2005. Michael Burry (Bale) sees a hidden trend in the stock market dealing with mortgages, decides to exploit that trend (betting against the housing market) to make a ton of money. Shortly, another stock man jumps on board, then a couple more, and a couple more. 2008. The market crashes. These gamblers stand to make a ton of money, but the banks are going bankrupt. No money. What’s worse, is that when seen at a deeper level, the gamblers were betting against Americans. Betting that they wouldn’t make their payments. So if they made money, Americans would be losing their homes. Moral dilemma. Can money really solve all your problems?

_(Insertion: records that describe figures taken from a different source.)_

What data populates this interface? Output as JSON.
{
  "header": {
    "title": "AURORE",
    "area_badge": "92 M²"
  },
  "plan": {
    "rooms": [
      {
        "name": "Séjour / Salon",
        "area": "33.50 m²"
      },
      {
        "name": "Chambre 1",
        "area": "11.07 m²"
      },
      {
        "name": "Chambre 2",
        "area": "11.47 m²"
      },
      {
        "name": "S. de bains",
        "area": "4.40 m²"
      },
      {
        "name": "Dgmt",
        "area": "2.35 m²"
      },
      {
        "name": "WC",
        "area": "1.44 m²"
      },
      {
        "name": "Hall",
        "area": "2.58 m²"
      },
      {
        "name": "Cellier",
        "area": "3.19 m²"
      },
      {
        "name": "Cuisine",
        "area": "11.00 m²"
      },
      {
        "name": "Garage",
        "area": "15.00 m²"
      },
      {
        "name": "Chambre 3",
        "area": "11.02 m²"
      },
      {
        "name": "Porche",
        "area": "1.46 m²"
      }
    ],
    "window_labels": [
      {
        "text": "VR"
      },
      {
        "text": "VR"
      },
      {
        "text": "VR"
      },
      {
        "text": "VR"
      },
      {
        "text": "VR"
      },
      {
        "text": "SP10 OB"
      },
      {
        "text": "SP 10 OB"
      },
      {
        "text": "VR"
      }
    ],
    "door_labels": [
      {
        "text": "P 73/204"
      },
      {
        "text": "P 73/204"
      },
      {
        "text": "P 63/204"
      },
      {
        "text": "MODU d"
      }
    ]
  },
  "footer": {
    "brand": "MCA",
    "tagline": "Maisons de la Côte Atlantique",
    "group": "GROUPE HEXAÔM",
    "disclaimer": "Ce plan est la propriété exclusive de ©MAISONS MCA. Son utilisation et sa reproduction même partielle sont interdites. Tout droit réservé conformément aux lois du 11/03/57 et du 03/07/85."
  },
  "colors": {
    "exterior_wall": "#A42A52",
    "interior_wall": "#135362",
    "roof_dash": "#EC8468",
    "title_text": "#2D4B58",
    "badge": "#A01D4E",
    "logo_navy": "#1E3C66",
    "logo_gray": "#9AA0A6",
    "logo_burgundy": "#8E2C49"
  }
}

I haven’t read the book, but I can imagine the work that went into writing this script. Ugh. Just trying to understand everything would be a nightmare! The script dumbed it down enough for me, a stock noob, to get that it was a REALLY BAD THING that happened. Even with help from people like Serena Gomez and Margot Robbie (brilliantly written cameos, btw), I followed about 50% of what was happening. Too technical. Which, I suppose, is the problem with big business/banks/insurance/government/etc. right now-the lay people have NO idea what’s really happening, so we follow what they say, do what they tell us, and go along with it. Lemmings.
Fun bits were minimal in the Big Short. It’s too serious and stressful. But here’s a couple:
• Steve Carell. He’s such a talented actor. Kind of surprised he didn’t get a nomination, honestly. His portrayal of a man torn between responsibility to his family (make money) and his moral center (everyone’s losing their homes) is brilliant.
• Brad Pitt and his two protégés (John Magaro and Finn Wittrock). He’s brilliant, they’re super new to the game. The innocence and experience playing off of one another, creating moral turmoil. This movie is very morality-based.
• Mark Baum (Steve Carell)’s gang of number crunchers. Vinnie (Strong), Danny (Rafe Spall [of Blood and Ice Cream trilogy fame]), and Porter (Hamish Linklater) are absolutely fantastic. Off the cuff, smart, amazing. And obsessed with good food. This trio was dynamite.
As good as I thought this film was, I just can’t really see it as a legit Best Picture nominee. I think there’s a deeper ploy at work here. Editing, though? Seamless. Exceptional. But up against some VERY tough competition (Mad Max: Fury Road, Spotlight, Star Wars, and the Revenant). Best of luck. And what a turn for Adam McKay, formerly of Will Ferrell comedies. It’s good to expand your resume.
Weepy Meter: 1/10 Nah. Carell’s got a couple of scenes that are gripping. And you get into it. But I don’t think I actually cried. Not really.
Man Meter: 7/10 Again, it’s awards season. If he likes film, or economics, or current events, or Brad Pitt, he’s in for a treat. Get ready to discuss. Impress the hell out of him when you know more about the market crash than he does.
Overall Rating: 7/10 Not really my type of movie, but very well done. Probably won’t watch this one again, either.